Medo (3)
Arquivado segunda-feira, fevereiro 06, 2006 por Sérgio Lavos | E-mail this post
É que a velha frase de Voltaire, "posso abominar aquilo que diz, mas se for preciso defenderei o direito de o dizer com a minha vida" não perdeu ainda a sua força. E o que está em causa é isto, apenas isto. O mau-gosto e a islamofobia que estão na origem da publicação das caricaturas são pormenores lamentáveis que se perderam na cadeia de reacções ao acto provocatório do jornal dinamarquês. Ninguém imaginaria que a dimensão dos protestos fosse aquela a que assistimos, muito menos os racistas dinamarqueses que agora assobiam para o lado, escudados como estão na putativa defesa da liberdade de expressão. Festim para fundamentalistas, pois. Os de cá, começando em Bush e acabando no bispo de Viseu, e os de lá, e não falo das multidões de muçulmanos revoltados que incendeiam bandeiras e atacam consulados e igrejas (e já matam, parece), estes são apenas o instrumento que os líderes religiosos fundamentalistas usam para propagar ideias e ódio, a violência nasce da palavra de uns poucos e transforma-se na acção de muitos, sempre foi assim e a História, lamentavelmente, repete-se. Nós, do lado de cá - e permito-me este devaneio emprestado de Huntington apenas por questões formais - estremecemos, tememos e levantamos a voz defendendo conquistas de séculos, alguns de forma relutante, porque nada pode desculpar a islamofobia do acto inicial, outros cegamente enfeudados em certezas que, se forem questionadas da maneira correcta, se podem vir a revelar enfermas de preconceito e, lá está, racismo clássico. Mas há os mais perspicazes, os que sem pudores afirmam que devia ter havido mais comedimento e respeito por parte dos responsáveis dos jornais. Quando George W. Bush fala de democracia e liberdade nos países islâmicos, com certeza não fala do mesmo conceito em que eu acredito, a liberdade dele não é a mesma que a minha. Pois este é o homem que instituiu o "Patriot Act", cristão renascido que paulatinamente prepara o caminho, nomeando juízes da sua confiança, para a ilegalização do aborto nos E.U.A., o presidente que, indirectamente, controla a opinião do público americano, recorrendo quando necessário às melhores armas que uma democracia pode oferecer: a propaganda e a desinformação.

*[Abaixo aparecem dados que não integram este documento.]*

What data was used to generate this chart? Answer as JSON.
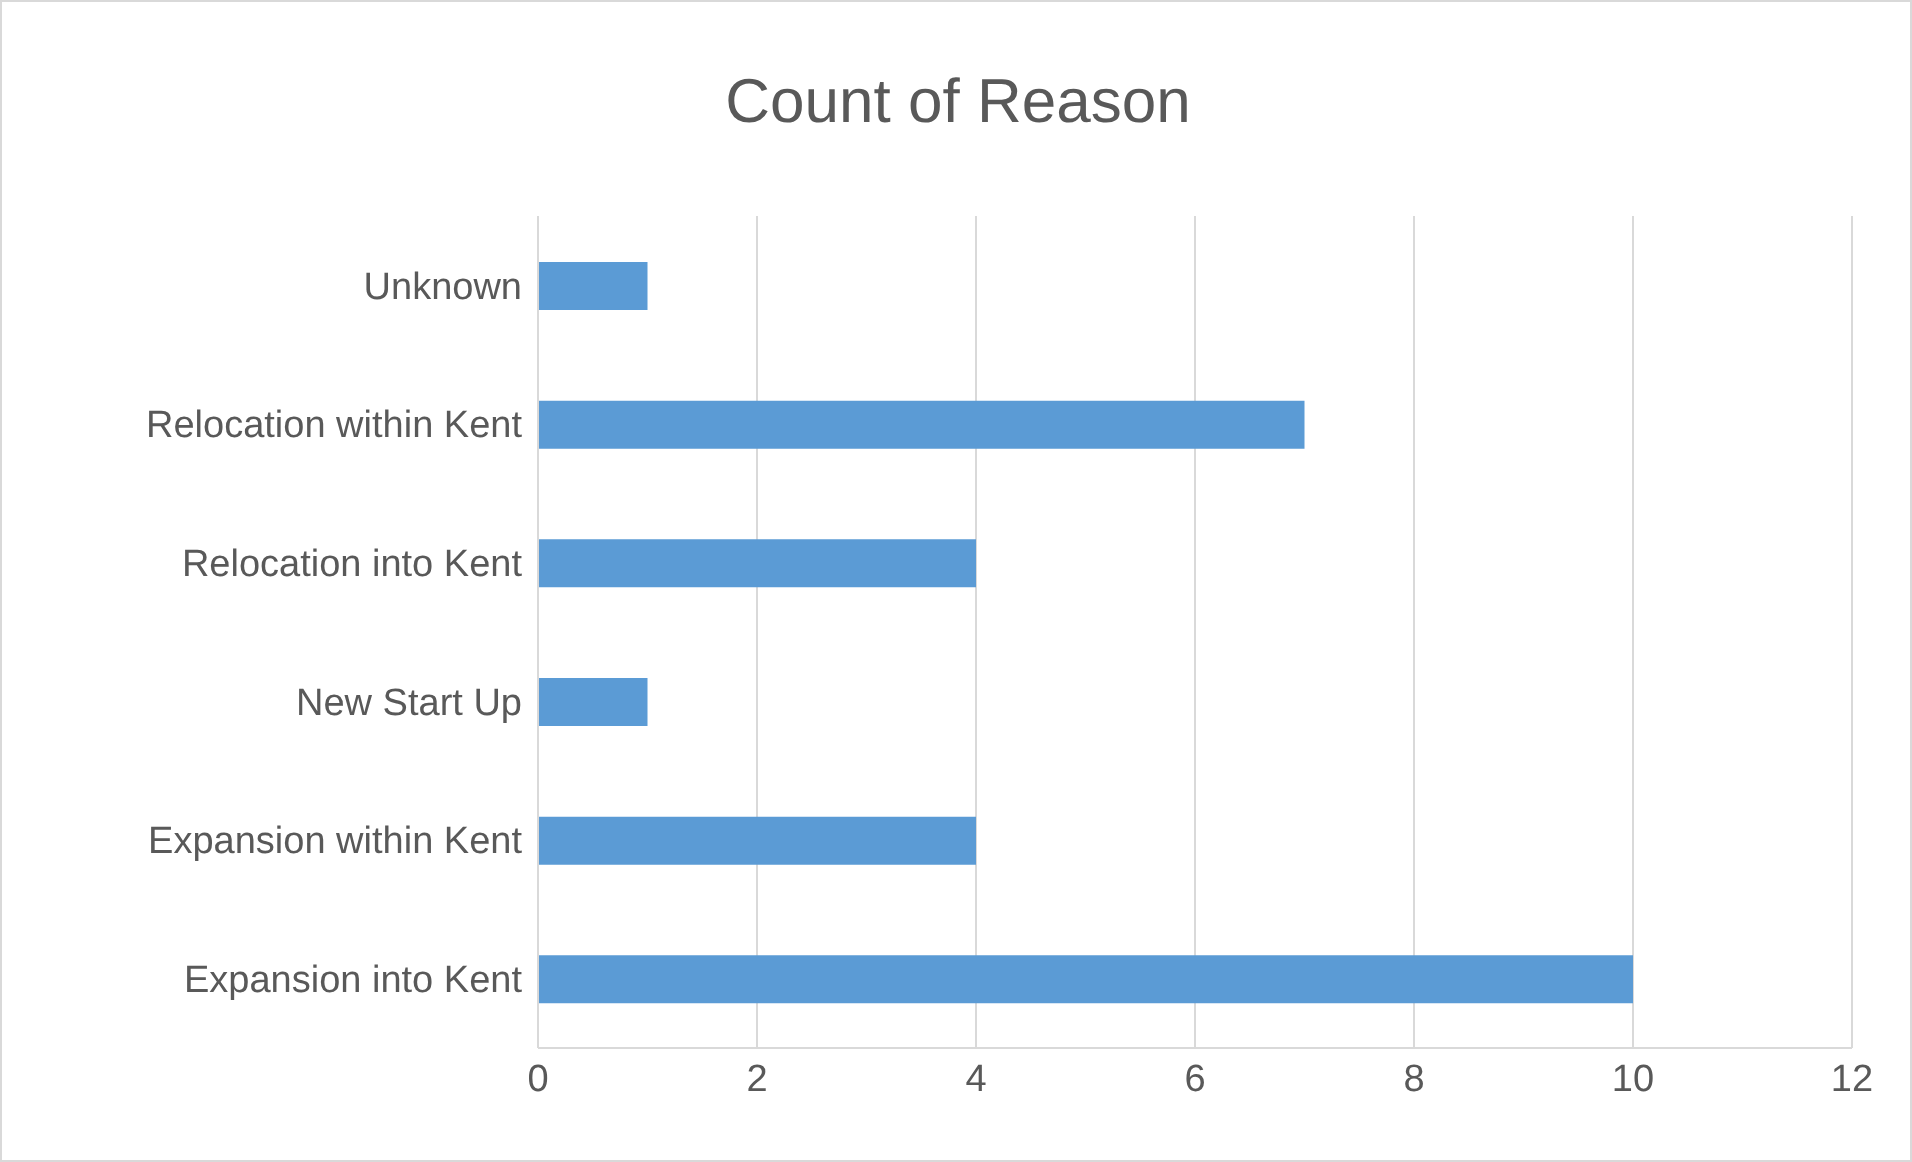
{
  "chart_data": {
    "type": "bar",
    "orientation": "horizontal",
    "title": "Count of Reason",
    "categories": [
      "Unknown",
      "Relocation within Kent",
      "Relocation into Kent",
      "New Start Up",
      "Expansion within Kent",
      "Expansion into Kent"
    ],
    "values": [
      1,
      7,
      4,
      1,
      4,
      10
    ],
    "color": "#5b9bd5",
    "xlim": [
      0,
      12
    ],
    "xticks": [
      0,
      2,
      4,
      6,
      8,
      10,
      12
    ],
    "grid": "x",
    "legend": false
  }
}
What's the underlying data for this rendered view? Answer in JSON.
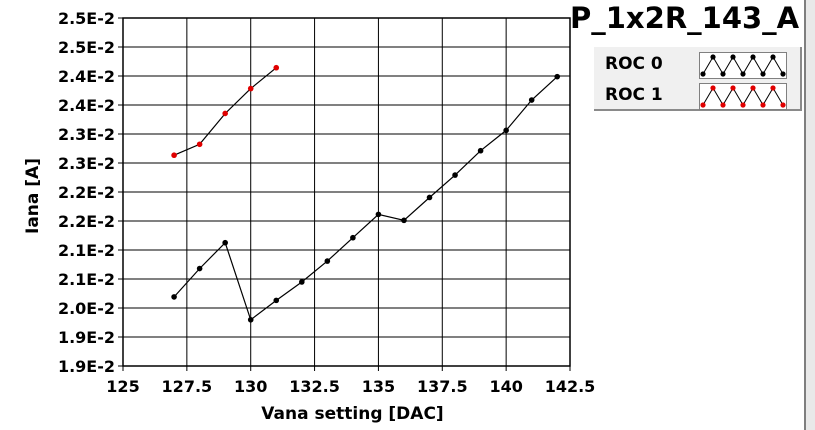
{
  "colors": {
    "roc0": "#000000",
    "roc1": "#e00000",
    "grid": "#000000"
  },
  "chart_data": {
    "type": "line",
    "title": "P_1x2R_143_A",
    "xlabel": "Vana setting [DAC]",
    "ylabel": "Iana [A]",
    "xlim": [
      125,
      142.5
    ],
    "ylim": [
      0.0185,
      0.0255
    ],
    "x_ticks": [
      "125",
      "127.5",
      "130",
      "132.5",
      "135",
      "137.5",
      "140",
      "142.5"
    ],
    "y_ticks": [
      "1.9E-2",
      "1.9E-2",
      "2.0E-2",
      "2.1E-2",
      "2.1E-2",
      "2.2E-2",
      "2.2E-2",
      "2.3E-2",
      "2.3E-2",
      "2.4E-2",
      "2.4E-2",
      "2.5E-2",
      "2.5E-2"
    ],
    "grid": true,
    "legend_position": "top-right",
    "series": [
      {
        "name": "ROC 0",
        "x": [
          127,
          128,
          129,
          130,
          131,
          132,
          133,
          134,
          135,
          136,
          137,
          138,
          139,
          140,
          141,
          142
        ],
        "y": [
          0.01989,
          0.02046,
          0.02098,
          0.01943,
          0.01982,
          0.02019,
          0.02061,
          0.02108,
          0.02155,
          0.02143,
          0.02189,
          0.02234,
          0.02283,
          0.02324,
          0.02385,
          0.02432
        ]
      },
      {
        "name": "ROC 1",
        "x": [
          127,
          128,
          129,
          130,
          131
        ],
        "y": [
          0.02274,
          0.02296,
          0.02358,
          0.02408,
          0.0245
        ]
      }
    ]
  }
}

Os valores que a Europa deve defender não estão errados, e não apenas porque são melhores ou superiores aos valores que enquadram o Islão; eles são o nosso património cultural, o ponto de contacto entre todos os que cresceram nesta parte do mundo - e isso inclui filhos de imigrantes oriundos de países islâmicos -, derradeiro castelo conquistado ao obscurantismo de raiz cristã e a herança do Humanismo nascido no século XV. Abdicar desta conquista seria abdicar da nossa própria identidade e essência, por muito que isso custe aos que, à mínima ameaça, tremem desde as fundações. Quem poderá pôr em causa, a troco de um punhado de barris de petróleo, esta evidência?